Involving contemporary composers
Compose Yourself! will include both competitive and non-competitive classes, and each entrant will receive an encouraging comment sheet from the composer June Armstrong, this year’s adjudicator, along with a certificate. One particularly exciting aspect of the festival is the involvement of a wonderful group of leading contemporary composers. All entrants will receive a piece of music specially written by one of these composers to suit their performance level. We hope that this will help inspire pupils to continue composing and is an extension of the idea of sharing music-from student to published composer.
Sponsorship and support
We have also been very fortunate to have the support of publishers in giving music as prizes, such as Faber and Trinity College London, and the generous sponsorship of The European Piano Teachers’ Association.

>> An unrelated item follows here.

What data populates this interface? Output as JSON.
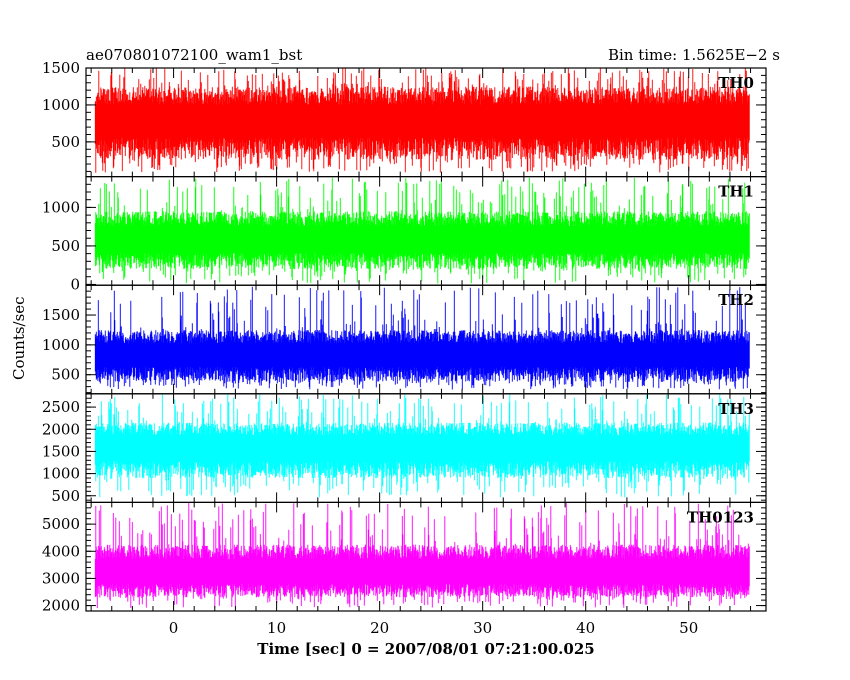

Compose Yourself! information
The Compose Yourself! website has articles and free printable resources to support teachers wanting to introduce composition to their pupils in a simple and engaging way. For more information on how to enter and to register your interest please visit the dedicated Compose Yourself! website.

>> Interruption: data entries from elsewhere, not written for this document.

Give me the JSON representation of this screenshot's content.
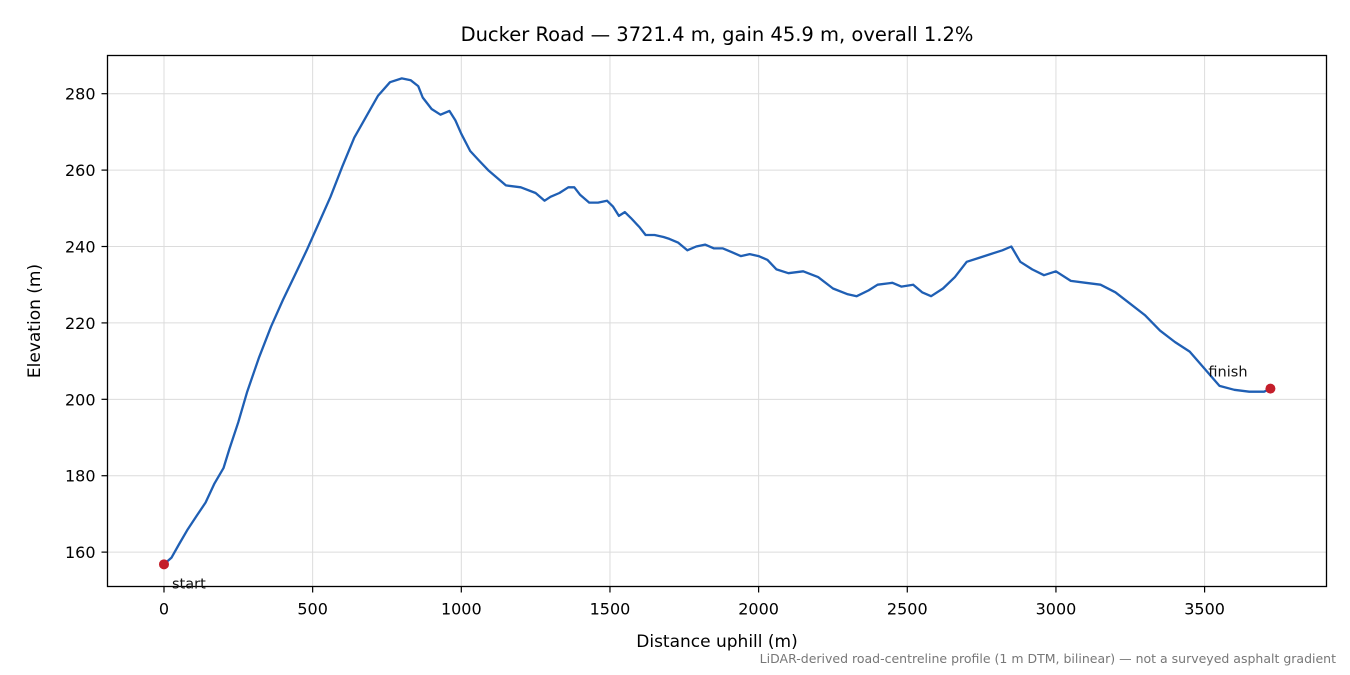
{
  "chart_data": {
    "type": "line",
    "title": "Ducker Road — 3721.4 m, gain 45.9 m, overall 1.2%",
    "xlabel": "Distance uphill (m)",
    "ylabel": "Elevation (m)",
    "xlim": [
      -190,
      3910
    ],
    "ylim": [
      151,
      290
    ],
    "xticks": [
      0,
      500,
      1000,
      1500,
      2000,
      2500,
      3000,
      3500
    ],
    "yticks": [
      160,
      180,
      200,
      220,
      240,
      260,
      280
    ],
    "grid": true,
    "line_color": "#1f5fb4",
    "marker_color": "#c41e2a",
    "series": [
      {
        "x": [
          0,
          25,
          50,
          80,
          110,
          140,
          170,
          200,
          220,
          250,
          280,
          320,
          360,
          400,
          440,
          480,
          520,
          560,
          600,
          640,
          680,
          720,
          760,
          800,
          830,
          855,
          870,
          900,
          930,
          960,
          980,
          1000,
          1030,
          1060,
          1090,
          1120,
          1150,
          1200,
          1250,
          1280,
          1300,
          1330,
          1360,
          1380,
          1400,
          1430,
          1460,
          1490,
          1510,
          1530,
          1550,
          1570,
          1600,
          1620,
          1650,
          1680,
          1700,
          1730,
          1760,
          1790,
          1820,
          1850,
          1880,
          1910,
          1940,
          1970,
          2000,
          2030,
          2060,
          2100,
          2150,
          2200,
          2250,
          2300,
          2330,
          2370,
          2400,
          2450,
          2480,
          2520,
          2550,
          2580,
          2620,
          2660,
          2700,
          2740,
          2780,
          2820,
          2850,
          2880,
          2920,
          2960,
          3000,
          3050,
          3100,
          3150,
          3200,
          3250,
          3300,
          3350,
          3400,
          3450,
          3500,
          3550,
          3600,
          3650,
          3700,
          3721.4
        ],
        "y": [
          156.8,
          158.5,
          162,
          166,
          169.5,
          173,
          178,
          182,
          187,
          194,
          202,
          211,
          219,
          226,
          232.5,
          239,
          246,
          253,
          261,
          268.5,
          274,
          279.5,
          283,
          284,
          283.5,
          282,
          279,
          276,
          274.5,
          275.5,
          273,
          269.5,
          265,
          262.5,
          260,
          258,
          256,
          255.5,
          254,
          252,
          253,
          254,
          255.5,
          255.5,
          253.5,
          251.5,
          251.5,
          252,
          250.5,
          248,
          249,
          247.5,
          245,
          243,
          243,
          242.5,
          242,
          241,
          239,
          240,
          240.5,
          239.5,
          239.5,
          238.5,
          237.5,
          238,
          237.5,
          236.5,
          234,
          233,
          233.5,
          232,
          229,
          227.5,
          227,
          228.5,
          230,
          230.5,
          229.5,
          230,
          228,
          227,
          229,
          232,
          236,
          237,
          238,
          239,
          240,
          236,
          234,
          232.5,
          233.5,
          231,
          230.5,
          230,
          228,
          225,
          222,
          218,
          215,
          212.5,
          208,
          203.5,
          202.5,
          202,
          202,
          202.8
        ]
      }
    ],
    "points": [
      {
        "label": "start",
        "x": 0,
        "y": 156.8
      },
      {
        "label": "finish",
        "x": 3721.4,
        "y": 202.8
      }
    ],
    "footnote": "LiDAR-derived road-centreline profile (1 m DTM, bilinear) — not a surveyed asphalt gradient"
  }
}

Lindsey grew up in Cardiff and Leeds and then spent four years studying at the Royal Academy of Music. After a brief period of working as a classroom music teacher, she decided to refocus on piano teaching. Since then, she has followed this path, together with that of performing, amassing some thirty-five years of experience. In 2002 Lindsey became employed by Queen Elizabeth Grammar School and Wakefield Girls’ High School, where she continues to have a busy and thriving teaching practice.
Lindsey has become well known for her innovative approaches to improving key skills whilst maintaining enjoyment for her students. She is the composer of FunKey! a series of books designed to improve piano students’ sight-reading skills using jazz based material and Jazz Keys, its counterpart, for flute. In 2017 her suite of piano pieces entitled, All the Fun of the Fair, suitable for intermediate and advanced students, was published. This was followed in 2018 by a set of advanced pieces entitled Vignettes, and then by Jazzagility! a series of graded piano technique books in the jazz idiom.

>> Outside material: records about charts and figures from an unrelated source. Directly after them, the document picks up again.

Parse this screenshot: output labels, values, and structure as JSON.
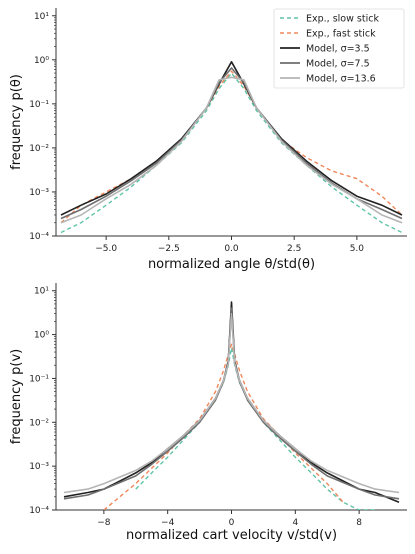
{
  "chart_data": [
    {
      "type": "line",
      "xlabel": "normalized angle θ/std(θ)",
      "ylabel": "frequency p(θ)",
      "xlim": [
        -7,
        7
      ],
      "ylim": [
        0.0001,
        15
      ],
      "yscale": "log",
      "xticks": [
        -5.0,
        -2.5,
        0.0,
        2.5,
        5.0
      ],
      "xtick_labels": [
        "−5.0",
        "−2.5",
        "0.0",
        "2.5",
        "5.0"
      ],
      "yticks": [
        0.0001,
        0.001,
        0.01,
        0.1,
        1,
        10
      ],
      "ytick_labels": [
        "10⁻⁴",
        "10⁻³",
        "10⁻²",
        "10⁻¹",
        "10⁰",
        "10¹"
      ],
      "grid": false,
      "legend": {
        "position": "top-right",
        "entries": [
          {
            "label": "Exp., slow stick",
            "color": "#5ec4a8",
            "style": "dashed"
          },
          {
            "label": "Exp., fast stick",
            "color": "#f0875a",
            "style": "dashed"
          },
          {
            "label": "Model, σ=3.5",
            "color": "#222222",
            "style": "solid"
          },
          {
            "label": "Model, σ=7.5",
            "color": "#6e6e6e",
            "style": "solid"
          },
          {
            "label": "Model, σ=13.6",
            "color": "#b5b5b5",
            "style": "solid"
          }
        ]
      },
      "series": [
        {
          "name": "Exp., slow stick",
          "color": "#5ec4a8",
          "dash": true,
          "x": [
            -6.8,
            -6,
            -5,
            -4,
            -3,
            -2,
            -1,
            -0.5,
            0,
            0.5,
            1,
            2,
            3,
            4,
            5,
            6,
            6.8
          ],
          "y": [
            0.00012,
            0.0002,
            0.0005,
            0.0013,
            0.004,
            0.013,
            0.07,
            0.22,
            0.5,
            0.22,
            0.07,
            0.013,
            0.004,
            0.0013,
            0.0005,
            0.0002,
            0.00012
          ]
        },
        {
          "name": "Exp., fast stick",
          "color": "#f0875a",
          "dash": true,
          "x": [
            -6.8,
            -6,
            -5,
            -4,
            -3,
            -2,
            -1,
            -0.5,
            0,
            0.5,
            1,
            2,
            3,
            4,
            5,
            6,
            6.8
          ],
          "y": [
            0.0002,
            0.0005,
            0.001,
            0.002,
            0.005,
            0.015,
            0.08,
            0.25,
            0.55,
            0.25,
            0.08,
            0.015,
            0.006,
            0.003,
            0.002,
            0.0008,
            0.0003
          ]
        },
        {
          "name": "Model, σ=3.5",
          "color": "#222222",
          "dash": false,
          "x": [
            -6.8,
            -6,
            -5,
            -4,
            -3,
            -2,
            -1,
            -0.5,
            0,
            0.5,
            1,
            2,
            3,
            4,
            5,
            6,
            6.8
          ],
          "y": [
            0.0003,
            0.0005,
            0.0009,
            0.002,
            0.005,
            0.016,
            0.08,
            0.28,
            0.9,
            0.28,
            0.08,
            0.016,
            0.005,
            0.0018,
            0.0008,
            0.0005,
            0.0003
          ]
        },
        {
          "name": "Model, σ=7.5",
          "color": "#6e6e6e",
          "dash": false,
          "x": [
            -6.8,
            -6,
            -5,
            -4,
            -3,
            -2,
            -1,
            -0.5,
            0,
            0.5,
            1,
            2,
            3,
            4,
            5,
            6,
            6.8
          ],
          "y": [
            0.00025,
            0.0004,
            0.0008,
            0.0018,
            0.0045,
            0.015,
            0.08,
            0.3,
            0.65,
            0.3,
            0.08,
            0.015,
            0.0045,
            0.0016,
            0.0007,
            0.0004,
            0.00025
          ]
        },
        {
          "name": "Model, σ=13.6",
          "color": "#b5b5b5",
          "dash": false,
          "x": [
            -6.8,
            -6,
            -5,
            -4,
            -3,
            -2,
            -1,
            -0.5,
            0,
            0.5,
            1,
            2,
            3,
            4,
            5,
            6,
            6.8
          ],
          "y": [
            0.0002,
            0.0003,
            0.0007,
            0.0015,
            0.004,
            0.014,
            0.08,
            0.35,
            0.4,
            0.35,
            0.08,
            0.014,
            0.004,
            0.0015,
            0.0007,
            0.0003,
            0.0002
          ]
        }
      ]
    },
    {
      "type": "line",
      "xlabel": "normalized cart velocity v/std(v)",
      "ylabel": "frequency p(v)",
      "xlim": [
        -11,
        11
      ],
      "ylim": [
        0.0001,
        15
      ],
      "yscale": "log",
      "xticks": [
        -8,
        -4,
        0,
        4,
        8
      ],
      "xtick_labels": [
        "−8",
        "−4",
        "0",
        "4",
        "8"
      ],
      "yticks": [
        0.0001,
        0.001,
        0.01,
        0.1,
        1,
        10
      ],
      "ytick_labels": [
        "10⁻⁴",
        "10⁻³",
        "10⁻²",
        "10⁻¹",
        "10⁰",
        "10¹"
      ],
      "grid": false,
      "series": [
        {
          "name": "Exp., slow stick",
          "color": "#5ec4a8",
          "dash": true,
          "x": [
            -6,
            -5,
            -4,
            -3,
            -2,
            -1,
            -0.5,
            -0.2,
            0,
            0.2,
            0.5,
            1,
            2,
            3,
            4,
            5,
            6,
            7,
            8,
            9
          ],
          "y": [
            0.0003,
            0.0007,
            0.0016,
            0.004,
            0.01,
            0.035,
            0.08,
            0.2,
            0.5,
            0.2,
            0.08,
            0.035,
            0.01,
            0.004,
            0.0016,
            0.0007,
            0.0003,
            0.00015,
            0.0001,
            0.0001
          ]
        },
        {
          "name": "Exp., fast stick",
          "color": "#f0875a",
          "dash": true,
          "x": [
            -8,
            -7,
            -6,
            -5,
            -4,
            -3,
            -2,
            -1,
            -0.5,
            -0.2,
            0,
            0.2,
            0.5,
            1,
            2,
            3,
            4,
            5,
            6,
            7
          ],
          "y": [
            0.0001,
            0.0002,
            0.0004,
            0.0009,
            0.002,
            0.005,
            0.012,
            0.05,
            0.15,
            0.35,
            0.6,
            0.35,
            0.15,
            0.05,
            0.012,
            0.005,
            0.002,
            0.0009,
            0.0004,
            0.00015
          ]
        },
        {
          "name": "Model, σ=3.5",
          "color": "#222222",
          "dash": false,
          "x": [
            -10.5,
            -9,
            -8,
            -6,
            -5,
            -4,
            -3,
            -2,
            -1,
            -0.5,
            -0.2,
            0,
            0.2,
            0.5,
            1,
            2,
            3,
            4,
            5,
            6,
            8,
            9,
            10.5
          ],
          "y": [
            0.0002,
            0.00025,
            0.0003,
            0.0007,
            0.0012,
            0.0025,
            0.005,
            0.011,
            0.035,
            0.09,
            0.25,
            5.5,
            0.25,
            0.09,
            0.035,
            0.011,
            0.005,
            0.0025,
            0.0012,
            0.0007,
            0.0003,
            0.00025,
            0.00015
          ]
        },
        {
          "name": "Model, σ=7.5",
          "color": "#6e6e6e",
          "dash": false,
          "x": [
            -10.5,
            -9,
            -8,
            -6,
            -5,
            -4,
            -3,
            -2,
            -1,
            -0.5,
            -0.2,
            0,
            0.2,
            0.5,
            1,
            2,
            3,
            4,
            5,
            6,
            8,
            9,
            10.5
          ],
          "y": [
            0.00018,
            0.00022,
            0.0003,
            0.0006,
            0.0011,
            0.0022,
            0.0045,
            0.01,
            0.032,
            0.085,
            0.22,
            4,
            0.22,
            0.085,
            0.032,
            0.01,
            0.0045,
            0.0022,
            0.0011,
            0.0006,
            0.0003,
            0.00022,
            0.00018
          ]
        },
        {
          "name": "Model, σ=13.6",
          "color": "#b5b5b5",
          "dash": false,
          "x": [
            -10.5,
            -9,
            -8,
            -6,
            -5,
            -4,
            -3,
            -2,
            -1,
            -0.5,
            -0.2,
            0,
            0.2,
            0.5,
            1,
            2,
            3,
            4,
            5,
            6,
            8,
            9,
            10.5
          ],
          "y": [
            0.00025,
            0.0003,
            0.0004,
            0.0008,
            0.0013,
            0.0025,
            0.005,
            0.011,
            0.035,
            0.09,
            0.22,
            3,
            0.22,
            0.09,
            0.035,
            0.011,
            0.005,
            0.0025,
            0.0013,
            0.0008,
            0.0004,
            0.0003,
            0.00025
          ]
        }
      ]
    }
  ]
}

Alison is a pianist, composer and teacher with a thriving private teaching practice in Surrey. After graduating from the Royal College of Music, she went on to complete a masters’ degree at Surrey University with the philosophy of music at the heart of her studies.
Alison’s interest in composition grew out of a desire to provide her students with imaginative music to play that would give them the opportunity to explore the full range and sonority of the piano whilst exploring different techniques. Her published work includes a varied portfolio of educational books, such as Doodles 1 and 2 and Treasure Trove, as well as commissions from ABRSM, Trinity College London and Breitkopf & Härtel. Alison has also had works included in the exam syllabi for ABRSM and RIAM and has contributed to several anthologies.